Volumetric modular construction is a method of ‘off-site construction which sees a large portion of a building being constructed as a series of separate modules (or pods) in a controlled environment; typically a purpose built factory or large manufacturing warehouse. The individual modules are then transported to the site where they are assembled to create the finished building.
The hotel, located next to Manchester’s EventCity venue on a 1.75 acre site, is a joint venture between Topland, Marick and Mill Lane Estates and is the first Holiday Inn Express ‘Generation 4’ in the UK to be built using a ‘modular’ construction process.
Chapman Taylor’s Manchester studio, alongside the main contractor, Bowmer & Kirkland, developed the detailed design for the off-site hotel adopting a completely different design process, which was informed by the modular provider’s system. All 220 guestrooms have been constructed off-site from purpose-built steel shipping containers; complete with fully factory finished interior furniture, fixtures and fittings, including carpets, curtains, wallpaper and full-height windows.
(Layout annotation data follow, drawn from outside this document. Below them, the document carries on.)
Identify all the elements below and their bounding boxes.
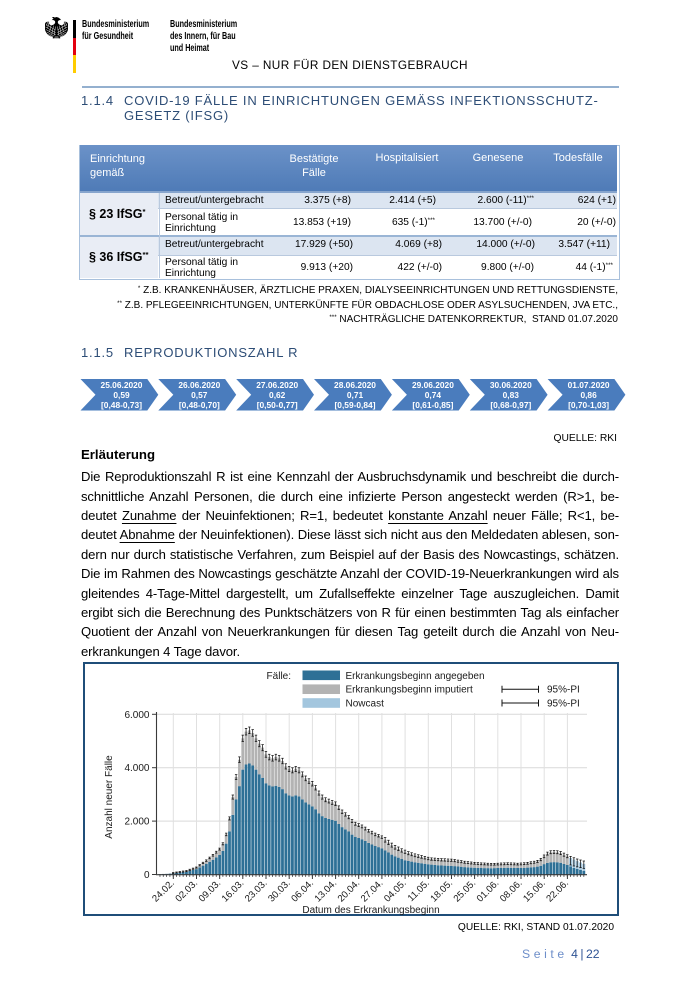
svg-text:[0,50-0,77]: [0,50-0,77] bbox=[257, 400, 298, 410]
svg-text:09.03.: 09.03. bbox=[197, 878, 224, 905]
svg-text:16.03.: 16.03. bbox=[220, 878, 247, 905]
svg-text:02.03.: 02.03. bbox=[173, 878, 200, 905]
svg-text:95%-PI: 95%-PI bbox=[547, 685, 580, 696]
svg-text:01.06.: 01.06. bbox=[475, 878, 502, 905]
svg-text:23.03.: 23.03. bbox=[243, 878, 270, 905]
svg-text:30.06.2020: 30.06.2020 bbox=[490, 380, 532, 390]
svg-text:01.07.2020: 01.07.2020 bbox=[568, 380, 610, 390]
svg-text:18.05.: 18.05. bbox=[428, 878, 455, 905]
svg-text:4.000: 4.000 bbox=[124, 763, 149, 774]
svg-text:24.02.: 24.02. bbox=[150, 878, 177, 905]
svg-text:25.06.2020: 25.06.2020 bbox=[101, 380, 143, 390]
svg-text:0,62: 0,62 bbox=[269, 390, 286, 400]
svg-text:22.06.: 22.06. bbox=[544, 878, 571, 905]
svg-text:Fälle:: Fälle: bbox=[267, 671, 291, 682]
svg-text:[0,70-1,03]: [0,70-1,03] bbox=[568, 400, 609, 410]
svg-text:6.000: 6.000 bbox=[124, 710, 149, 721]
svg-text:28.06.2020: 28.06.2020 bbox=[334, 380, 376, 390]
svg-text:[0,61-0,85]: [0,61-0,85] bbox=[412, 400, 453, 410]
svg-text:Erkrankungsbeginn angegeben: Erkrankungsbeginn angegeben bbox=[346, 671, 485, 682]
svg-text:11.05.: 11.05. bbox=[406, 878, 432, 904]
svg-text:26.06.2020: 26.06.2020 bbox=[178, 380, 220, 390]
svg-text:95%-PI: 95%-PI bbox=[547, 699, 580, 710]
svg-text:27.06.2020: 27.06.2020 bbox=[256, 380, 298, 390]
svg-text:15.06.: 15.06. bbox=[521, 878, 548, 905]
svg-text:29.06.2020: 29.06.2020 bbox=[412, 380, 454, 390]
svg-text:0,57: 0,57 bbox=[191, 390, 208, 400]
svg-text:06.04.: 06.04. bbox=[289, 878, 316, 905]
svg-text:Datum des Erkrankungsbeginn: Datum des Erkrankungsbeginn bbox=[302, 905, 439, 916]
svg-text:0,83: 0,83 bbox=[503, 390, 520, 400]
svg-text:Nowcast: Nowcast bbox=[346, 699, 385, 710]
svg-text:13.04.: 13.04. bbox=[313, 878, 340, 905]
svg-text:2.000: 2.000 bbox=[124, 817, 149, 828]
svg-text:[0,68-0,97]: [0,68-0,97] bbox=[490, 400, 531, 410]
svg-text:20.04.: 20.04. bbox=[336, 878, 363, 905]
svg-text:0,71: 0,71 bbox=[347, 390, 364, 400]
svg-text:[0,48-0,70]: [0,48-0,70] bbox=[179, 400, 220, 410]
svg-text:25.05.: 25.05. bbox=[452, 878, 479, 905]
svg-text:27.04.: 27.04. bbox=[359, 878, 386, 905]
svg-text:04.05.: 04.05. bbox=[382, 878, 409, 905]
svg-text:30.03.: 30.03. bbox=[266, 878, 293, 905]
svg-text:Erkrankungsbeginn imputiert: Erkrankungsbeginn imputiert bbox=[346, 685, 474, 696]
svg-text:08.06.: 08.06. bbox=[498, 878, 525, 905]
svg-text:[0,59-0,84]: [0,59-0,84] bbox=[335, 400, 376, 410]
svg-text:Anzahl neuer Fälle: Anzahl neuer Fälle bbox=[104, 755, 115, 839]
svg-text:0: 0 bbox=[144, 870, 150, 881]
svg-text:0,86: 0,86 bbox=[580, 390, 597, 400]
svg-text:0,74: 0,74 bbox=[425, 390, 442, 400]
svg-text:0,59: 0,59 bbox=[113, 390, 130, 400]
svg-text:[0,48-0,73]: [0,48-0,73] bbox=[101, 400, 142, 410]
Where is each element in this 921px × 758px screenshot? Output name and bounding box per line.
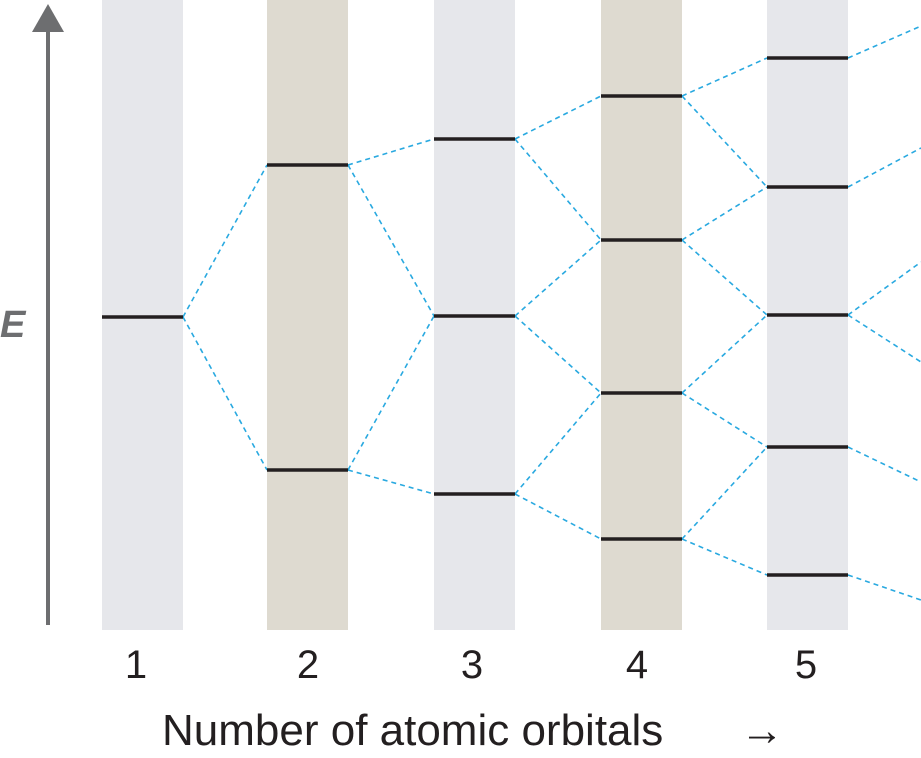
connector-line: [681, 95, 768, 188]
connector-line: [182, 316, 268, 471]
connector-line: [514, 138, 602, 241]
connector-line: [681, 392, 768, 448]
energy-axis: E: [0, 4, 64, 625]
column-band-4: [601, 0, 682, 630]
column-band-2: [267, 0, 348, 630]
connector-lines: [182, 25, 921, 601]
connector-line-offscreen: [847, 147, 921, 188]
connector-line: [681, 538, 768, 576]
energy-axis-arrowhead: [32, 4, 64, 32]
column-label-3: 3: [461, 643, 483, 687]
connector-line-offscreen: [847, 446, 921, 483]
connector-line: [347, 469, 435, 495]
connector-line: [347, 164, 435, 317]
connector-line-offscreen: [847, 261, 921, 316]
connector-line: [514, 239, 602, 317]
connector-line: [514, 392, 602, 495]
connector-line: [681, 57, 768, 97]
connector-line: [681, 446, 768, 540]
connector-line: [514, 315, 602, 394]
connector-line: [182, 164, 268, 318]
connector-line: [514, 95, 602, 140]
column-labels: 1 2 3 4 5: [125, 643, 817, 687]
connector-line: [514, 493, 602, 540]
column-label-5: 5: [795, 643, 817, 687]
x-axis-arrow: →: [740, 706, 784, 755]
connector-line-offscreen: [847, 574, 921, 601]
energy-axis-label: E: [0, 304, 27, 346]
connector-line-offscreen: [847, 314, 921, 363]
connector-line: [681, 314, 768, 394]
column-band-1: [102, 0, 183, 630]
connector-line-offscreen: [847, 25, 921, 59]
connector-line: [347, 138, 435, 166]
connector-line: [681, 186, 768, 241]
column-label-1: 1: [125, 643, 147, 687]
x-axis-title: Number of atomic orbitals: [162, 706, 663, 755]
column-label-2: 2: [297, 643, 319, 687]
connector-line: [347, 315, 435, 471]
energy-levels: [102, 56, 848, 577]
column-label-4: 4: [626, 643, 648, 687]
connector-line: [681, 239, 768, 316]
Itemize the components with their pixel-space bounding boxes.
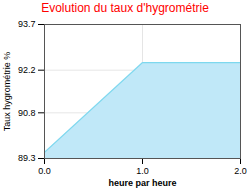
svg-text:2.0: 2.0 [234,166,247,176]
svg-text:Taux hygrométrie %: Taux hygrométrie % [2,52,12,132]
svg-text:1.0: 1.0 [136,166,149,176]
html-text:Evolution du taux d'hygrométri: Evolution du taux d'hygrométrie [41,1,209,15]
svg-text:92.2: 92.2 [18,65,36,75]
svg-text:heure par heure: heure par heure [108,178,176,188]
svg-text:90.8: 90.8 [18,108,36,118]
svg-text:93.7: 93.7 [18,19,36,29]
svg-text:0.0: 0.0 [38,166,51,176]
svg-text:89.3: 89.3 [18,153,36,163]
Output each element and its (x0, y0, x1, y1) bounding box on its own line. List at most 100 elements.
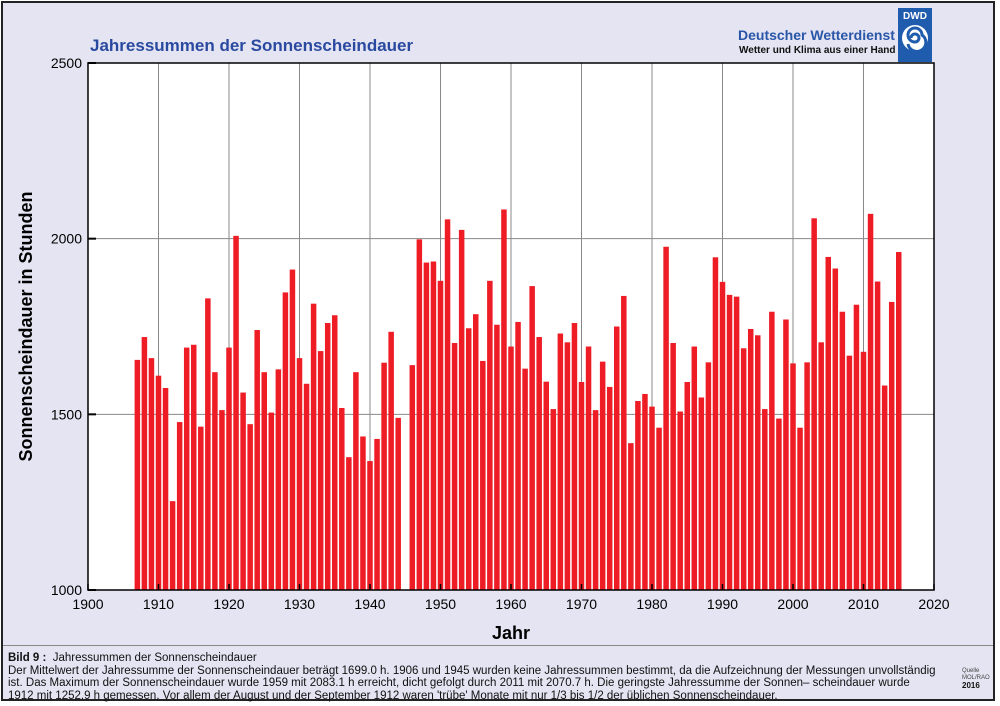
bar-1908 (141, 337, 148, 590)
bar-1925 (261, 372, 267, 590)
bar-1977 (628, 443, 634, 590)
bar-1932 (310, 303, 317, 590)
bar-2009 (853, 304, 860, 590)
x-tick-label: 2020 (918, 596, 949, 612)
y-axis-label: Sonnenscheindauer in Stunden (16, 191, 36, 461)
bar-1993 (740, 348, 747, 590)
bar-1988 (705, 362, 712, 590)
bar-1998 (776, 418, 782, 590)
bar-1983 (670, 343, 676, 590)
bar-1960 (508, 346, 514, 590)
chart-title: Jahressummen der Sonnenscheindauer (90, 36, 414, 55)
bar-1963 (529, 286, 535, 590)
bar-1992 (733, 296, 740, 590)
bar-1978 (635, 400, 641, 590)
caption-text: Der Mittelwert der Jahressumme der Sonne… (8, 664, 936, 702)
bar-1913 (176, 422, 183, 590)
bar-1973 (599, 361, 606, 590)
bar-1976 (621, 295, 627, 590)
bar-2001 (797, 427, 803, 590)
bar-1934 (324, 322, 331, 590)
figure-caption: Bild 9 : Jahressummen der Sonnenscheinda… (8, 652, 938, 702)
bar-1997 (769, 311, 775, 590)
bar-1929 (289, 269, 296, 590)
bar-2012 (874, 281, 881, 590)
bar-1948 (423, 262, 430, 590)
bar-1943 (388, 331, 394, 590)
bar-1910 (155, 375, 162, 590)
bar-1955 (473, 314, 479, 590)
bar-1970 (578, 382, 585, 590)
bar-1954 (465, 328, 472, 590)
bar-1964 (536, 337, 542, 590)
bar-1965 (543, 381, 549, 590)
bar-2015 (896, 252, 902, 590)
y-tick-label: 2500 (51, 55, 82, 71)
bar-1937 (346, 457, 352, 590)
source-label: Quelle (962, 668, 980, 674)
bar-1911 (162, 387, 169, 590)
bar-1939 (360, 436, 366, 590)
bar-1991 (726, 294, 733, 590)
bar-1982 (663, 246, 669, 591)
bar-2004 (818, 342, 824, 590)
x-axis-label: Jahr (492, 623, 530, 643)
y-tick-label: 1500 (51, 406, 82, 422)
bar-1957 (487, 280, 493, 590)
bar-1958 (494, 324, 500, 590)
bar-2005 (825, 256, 831, 590)
x-tick-label: 1930 (284, 596, 315, 612)
bar-1979 (642, 393, 648, 590)
x-tick-label: 1920 (213, 596, 244, 612)
bar-1999 (783, 319, 789, 590)
bar-1975 (614, 326, 620, 590)
bar-2008 (846, 355, 853, 590)
bar-1951 (444, 219, 451, 591)
bar-1907 (134, 359, 141, 590)
bar-1938 (353, 372, 359, 590)
bar-1916 (198, 426, 204, 590)
bar-1985 (684, 382, 690, 590)
bar-1972 (592, 410, 599, 590)
bar-1974 (606, 386, 613, 590)
source-year: 2016 (962, 681, 980, 690)
bar-1933 (317, 351, 324, 590)
bar-1953 (458, 229, 465, 590)
bar-1912 (169, 501, 176, 590)
bar-1990 (719, 281, 726, 590)
bar-1944 (395, 417, 401, 590)
bar-1969 (571, 322, 578, 590)
bar-1984 (677, 411, 683, 590)
bar-1935 (332, 315, 338, 590)
bar-1927 (275, 369, 282, 590)
dwd-logo-tagline: Wetter und Klima aus einer Hand (739, 45, 896, 56)
x-tick-label: 1910 (143, 596, 174, 612)
bar-1909 (148, 358, 155, 590)
bar-1949 (430, 261, 437, 590)
y-tick-label: 1000 (51, 582, 82, 598)
bar-1915 (191, 344, 197, 590)
bar-1959 (501, 209, 507, 590)
bar-1956 (480, 360, 486, 590)
dwd-badge: DWD (903, 11, 927, 22)
source-note: Quelle MOL/RAO 2016 (962, 668, 990, 690)
x-tick-label: 1990 (707, 596, 738, 612)
bar-2003 (811, 218, 817, 590)
bar-2011 (867, 213, 874, 590)
bar-1936 (339, 408, 345, 590)
bar-2000 (790, 363, 796, 590)
bar-1919 (219, 410, 225, 590)
bar-1947 (416, 239, 423, 591)
bar-2013 (881, 385, 888, 590)
bar-1987 (698, 397, 705, 590)
bar-1994 (747, 328, 754, 590)
x-tick-label: 1940 (354, 596, 385, 612)
source-org: MOL/RAO (962, 675, 990, 681)
bar-1924 (254, 330, 260, 590)
bar-2002 (804, 362, 810, 590)
bar-1921 (233, 235, 239, 590)
bar-1968 (564, 342, 571, 590)
x-tick-label: 1960 (495, 596, 526, 612)
bar-1928 (282, 292, 289, 590)
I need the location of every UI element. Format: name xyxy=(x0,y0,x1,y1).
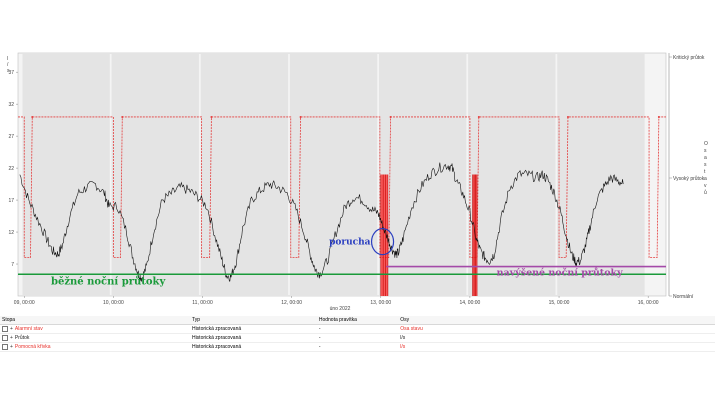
right-axis-title-part: s xyxy=(704,148,707,154)
y-tick-label-32: 32 xyxy=(8,102,14,108)
legend-row[interactable]: + Pomocná křivka Historická zpracovaná - l/s xyxy=(0,343,715,352)
y-tick-label-7: 7 xyxy=(11,262,14,268)
legend-ruler-value-cell: - xyxy=(318,326,321,332)
flow-line xyxy=(19,162,624,282)
x-tick-label-6: 15, 00:00 xyxy=(549,300,570,306)
helper-curve-series xyxy=(18,115,666,259)
helper-curve-point-1 xyxy=(121,115,124,118)
right-axis-title-part: v xyxy=(704,183,707,189)
legend-header-row: Stopa Typ Hodnota pravítka Osy xyxy=(0,316,715,325)
fault-label: porucha xyxy=(329,238,371,248)
fault-circle xyxy=(370,228,395,256)
day-band-4 xyxy=(378,53,467,296)
legend-type-cell: Historická zpracovaná xyxy=(191,326,242,332)
alarm-spike-0 xyxy=(380,174,388,296)
legend-trace-cell: + Průtok xyxy=(0,334,190,343)
y-axis-label-part: s xyxy=(7,68,10,74)
y-tick-label-12: 12 xyxy=(8,230,14,236)
y-tick-label-17: 17 xyxy=(8,198,14,204)
right-axis-title-part: s xyxy=(704,162,707,168)
flow-series xyxy=(19,162,624,282)
legend-header-trace: Stopa xyxy=(0,316,190,325)
y-axis-label-part: / xyxy=(7,62,9,68)
y-axis-label: l / s xyxy=(7,56,10,74)
legend-header-axes: Osy xyxy=(398,316,715,325)
y-tick-label-22: 22 xyxy=(8,166,14,172)
right-tick-label-1: Vysoký průtok xyxy=(673,175,705,182)
expand-icon[interactable]: + xyxy=(10,326,13,332)
legend-table: Stopa Typ Hodnota pravítka Osy + Alarmní … xyxy=(0,316,715,352)
right-axis-title-part: t xyxy=(704,169,706,175)
trace-visibility-checkbox[interactable] xyxy=(2,334,8,341)
legend-type-cell: Historická zpracovaná xyxy=(191,335,242,341)
x-tick-label-7: 16, 00:00 xyxy=(638,300,659,306)
day-band-6 xyxy=(557,53,645,296)
helper-curve-point-2 xyxy=(210,115,213,118)
legend-trace-cell: + Alarmní stav xyxy=(0,325,190,334)
trace-visibility-checkbox[interactable] xyxy=(2,343,8,350)
right-axis-title-part: a xyxy=(704,155,707,161)
legend-trace-name: Alarmní stav xyxy=(14,326,43,332)
flow-chart: 7 12 17 22 27 32 37 09, 00:00 10, 00:00 11, 00:0… xyxy=(7,52,708,312)
legend-trace-name: Pomocná křivka xyxy=(14,344,51,350)
normal-night-flow-label: běžné noční průtoky xyxy=(51,276,166,287)
right-axis-title-part: a xyxy=(704,176,707,182)
right-tick-label-0: Kritický průtok xyxy=(673,54,705,61)
y-axis-label-part: l xyxy=(7,56,8,62)
raised-night-flow-label: navýšené noční průtoky xyxy=(497,268,623,279)
legend-trace-cell: + Pomocná křivka xyxy=(0,343,190,352)
y-axis: 7 12 17 22 27 32 37 xyxy=(8,70,18,268)
x-tick-label-1: 10, 00:00 xyxy=(103,300,124,306)
background-bands xyxy=(22,53,645,296)
expand-icon[interactable]: + xyxy=(10,344,13,350)
expand-icon[interactable]: + xyxy=(10,335,13,341)
legend-row[interactable]: + Alarmní stav Historická zpracovaná - Osa s… xyxy=(0,325,715,334)
legend-type-cell: Historická zpracovaná xyxy=(191,344,242,350)
x-tick-label-3: 12, 00:00 xyxy=(281,300,302,306)
y-tick-label-37: 37 xyxy=(8,70,14,76)
x-tick-label-5: 14, 00:00 xyxy=(459,300,480,306)
x-axis-label: úno 2022 xyxy=(330,306,351,312)
right-axis-title-part: ů xyxy=(704,189,707,196)
x-tick-label-2: 11, 00:00 xyxy=(192,300,213,306)
legend-ruler-value-cell: - xyxy=(318,335,321,341)
legend-axis-cell: l/s xyxy=(400,344,406,350)
helper-curve-point-4 xyxy=(389,115,392,118)
day-band-3 xyxy=(289,53,378,296)
legend-trace-name: Průtok xyxy=(14,335,30,341)
x-tick-label-0: 09, 00:00 xyxy=(14,300,35,306)
day-band-2 xyxy=(200,53,289,296)
helper-curve-point-3 xyxy=(299,115,302,118)
x-axis: 09, 00:00 10, 00:00 11, 00:00 12, 00:00 13, … xyxy=(14,296,659,306)
helper-curve-point-7 xyxy=(657,115,660,118)
legend-header-type: Typ xyxy=(189,316,317,325)
helper-curve-line xyxy=(18,116,666,259)
annotations: běžné noční průtoky navýšené noční průtok… xyxy=(18,228,666,287)
helper-curve-point-0 xyxy=(31,115,34,118)
day-band-0 xyxy=(22,53,110,296)
helper-curve-point-6 xyxy=(566,115,569,118)
right-tick-label-2: Normální xyxy=(673,294,694,300)
legend-row[interactable]: + Průtok Historická zpracovaná - l/s xyxy=(0,334,715,343)
legend-axis-cell: Osa stavu xyxy=(400,326,423,332)
right-axis-title-part: O xyxy=(704,141,708,147)
x-tick-label-4: 13, 00:00 xyxy=(370,300,391,306)
day-band-1 xyxy=(111,53,199,296)
legend-header-ruler-value: Hodnota pravítka xyxy=(316,316,399,325)
right-state-axis: Kritický průtok Vysoký průtok Normální xyxy=(668,53,705,300)
trace-visibility-checkbox[interactable] xyxy=(2,325,8,332)
legend-axis-cell: l/s xyxy=(400,335,406,341)
legend-ruler-value-cell: - xyxy=(318,344,321,350)
helper-curve-point-5 xyxy=(477,115,480,118)
y-tick-label-27: 27 xyxy=(8,134,14,140)
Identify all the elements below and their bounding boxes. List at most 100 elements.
Following their delivery to site, the 125 modules were individually stacked on an in-situ built podium structure, meaning all 220 guest rooms were installed over a 4 week period. The modules arrived on site mid-November 2016 and were all in place by December 2016.
Chapman Taylor developed a fully co-ordinated BIM model to inform the detailed design and enable the off-site fabrication to commence in line with the ambitious programme. Each module contained two fully furnished en-suite guestrooms, complete with all building services including the light fittings. The rooms were orientated within each module to mirror one another across the corresponding section of corridor.
The outer corrugated steel finish of each shipping container incorporated a vapour control layer allowing the building to achieve water-tightness within a short period. The finished external envelope was then applied using a prefinished rain screen cladding and single ply roofing system.